No changes to Olympic cycling
The Olympic cycling events for the Rio Games in 2016 will be the same as at London 2012, the International Olympic Committee has confirmed.
The International Cycling Union in February announced its intention to ask the IOC to extend the cycling programme by three events, including the return of the points races on the track.
The fact the programme is unchanged provides good and bad news for double London 2012 champion Laura Trott.
The six-discipline omnium which she won in London remains, but the team pursuit rider will not have a third event in which to challenge for gold in the points race.
The IOC said in a statement: "The programme for the 2016 Rio Games will be the same as the 2012 London Games regarding events and disciplines in cycling."
The Olympic track programme was radically altered between the Games of Beijing 2008 and London 2012 to create gender parity, but saw traditional endurance disciplines marginalised in favour of the multi-event omnium.
As well as the return of the points race, the UCI also proposed including a BMX freestyle event and a mountain bike eliminator, but none will be on the programme in Rio.
The cycling programme will be subject to a complete review after the 2016 Games, UCI president Pat McQuaid has said.
McQuaid is a member of the IOC and is bidding for re-election as UCI president ahead of British challenger Brian Cookson and believes if he is defeated, cycling's global position will weaken.
"If I lose the presidency, then cycling loses an IOC member," McQuaid said.
"As an IOC member you can influence decisions and you can influence your colleagues much easier than if you're on the outside.

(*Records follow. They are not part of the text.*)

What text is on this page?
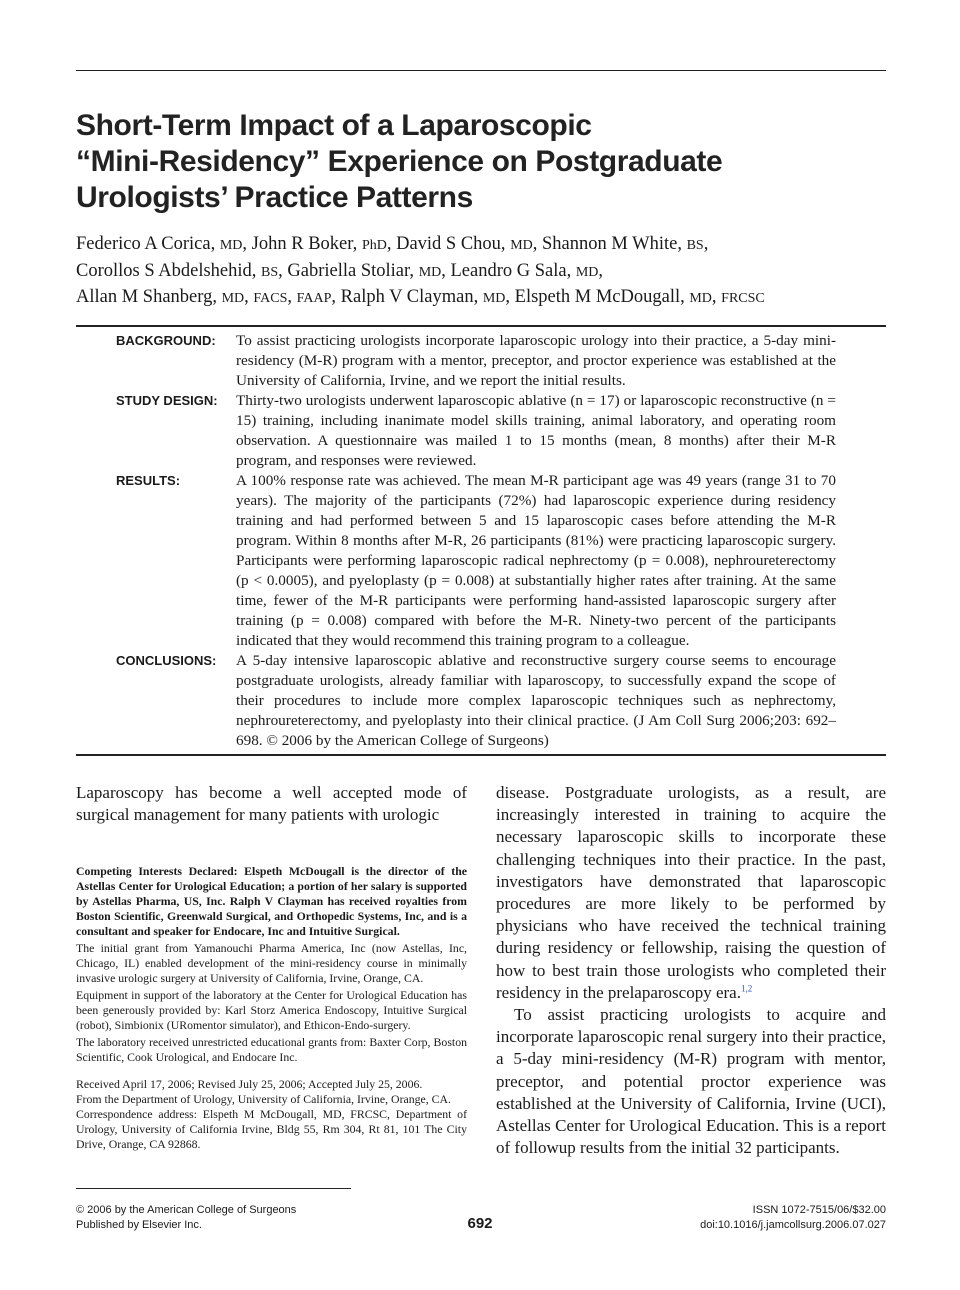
Short-Term Impact of a Laparoscopic
“Mini-Residency” Experience on Postgraduate
Urologists’ Practice Patterns
Federico A Corica, MD, John R Boker, PhD, David S Chou, MD, Shannon M White, BS,
Corollos S Abdelshehid, BS, Gabriella Stoliar, MD, Leandro G Sala, MD,
Allan M Shanberg, MD, FACS, FAAP, Ralph V Clayman, MD, Elspeth M McDougall, MD, FRCSC
BACKGROUND:	To assist practicing urologists incorporate laparoscopic urology into their practice, a 5-day mini-residency (M-R) program with a mentor, preceptor, and proctor experience was established at the University of California, Irvine, and we report the initial results.

STUDY DESIGN:	Thirty-two urologists underwent laparoscopic ablative (n = 17) or laparoscopic reconstructive (n = 15) training, including inanimate model skills training, animal laboratory, and operating room observation. A questionnaire was mailed 1 to 15 months (mean, 8 months) after their M-R program, and responses were reviewed.

RESULTS:	A 100% response rate was achieved. The mean M-R participant age was 49 years (range 31 to 70 years). The majority of the participants (72%) had laparoscopic experience during residency training and had performed between 5 and 15 laparoscopic cases before attending the M-R program. Within 8 months after M-R, 26 participants (81%) were practicing laparoscopic surgery. Participants were performing laparoscopic radical nephrectomy (p = 0.008), nephroureterectomy (p < 0.0005), and pyeloplasty (p = 0.008) at substantially higher rates after training. At the same time, fewer of the M-R participants were performing hand-assisted laparoscopic surgery after training (p = 0.008) compared with before the M-R. Ninety-two percent of the participants indicated that they would recommend this training program to a colleague.

CONCLUSIONS:	A 5-day intensive laparoscopic ablative and reconstructive surgery course seems to encourage postgraduate urologists, already familiar with laparoscopy, to successfully expand the scope of their procedures to include more complex laparoscopic techniques such as nephrectomy, nephroureterectomy, and pyeloplasty into their clinical practice. (J Am Coll Surg 2006;203: 692–698. © 2006 by the American College of Surgeons)

Laparoscopy has become a well accepted mode of surgical management for many patients with urologic

Competing Interests Declared: Elspeth McDougall is the director of the Astellas Center for Urological Education; a portion of her salary is supported by Astellas Pharma, US, Inc. Ralph V Clayman has received royalties from Boston Scientific, Greenwald Surgical, and Orthopedic Systems, Inc, and is a consultant and speaker for Endocare, Inc and Intuitive Surgical.

The initial grant from Yamanouchi Pharma America, Inc (now Astellas, Inc, Chicago, IL) enabled development of the mini-residency course in minimally invasive urologic surgery at University of California, Irvine, Orange, CA.

Equipment in support of the laboratory at the Center for Urological Education has been generously provided by: Karl Storz America Endoscopy, Intuitive Surgical (robot), Simbionix (URomentor simulator), and Ethicon-Endo-surgery.

The laboratory received unrestricted educational grants from: Baxter Corp, Boston Scientific, Cook Urological, and Endocare Inc.

Received April 17, 2006; Revised July 25, 2006; Accepted July 25, 2006.

From the Department of Urology, University of California, Irvine, Orange, CA.

Correspondence address: Elspeth M McDougall, MD, FRCSC, Department of Urology, University of California Irvine, Bldg 55, Rm 304, Rt 81, 101 The City Drive, Orange, CA 92868.

disease. Postgraduate urologists, as a result, are increasingly interested in training to acquire the necessary laparoscopic skills to incorporate these challenging techniques into their practice. In the past, investigators have demonstrated that laparoscopic procedures are more likely to be performed by physicians who have received the technical training during residency or fellowship, raising the question of how to best train those urologists who completed their residency in the prelaparoscopy era.$^{1,2}$

To assist practicing urologists to acquire and incorporate laparoscopic renal surgery into their practice, a 5-day mini-residency (M-R) program with mentor, preceptor, and potential proctor experience was established at the University of California, Irvine (UCI), Astellas Center for Urological Education. This is a report of followup results from the initial 32 participants.

© 2006 by the American College of Surgeons
Published by Elsevier Inc.	692
ISSN 1072-7515/06/$32.00
doi:10.1016/j.jamcollsurg.2006.07.027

"Whilst the IOC have recently stated the programme for Rio 2016 will be exactly as it was for London 2012, they've stated that after 2016 there will be a complete review of the programme, the events and the disciplines for 2020.
"I think it will be very important that the UCI is in there, with its influence in ensuring cycling gets its just rewards and is not in anyway disadvantaged. That would be the case if we didn't have an IOC member."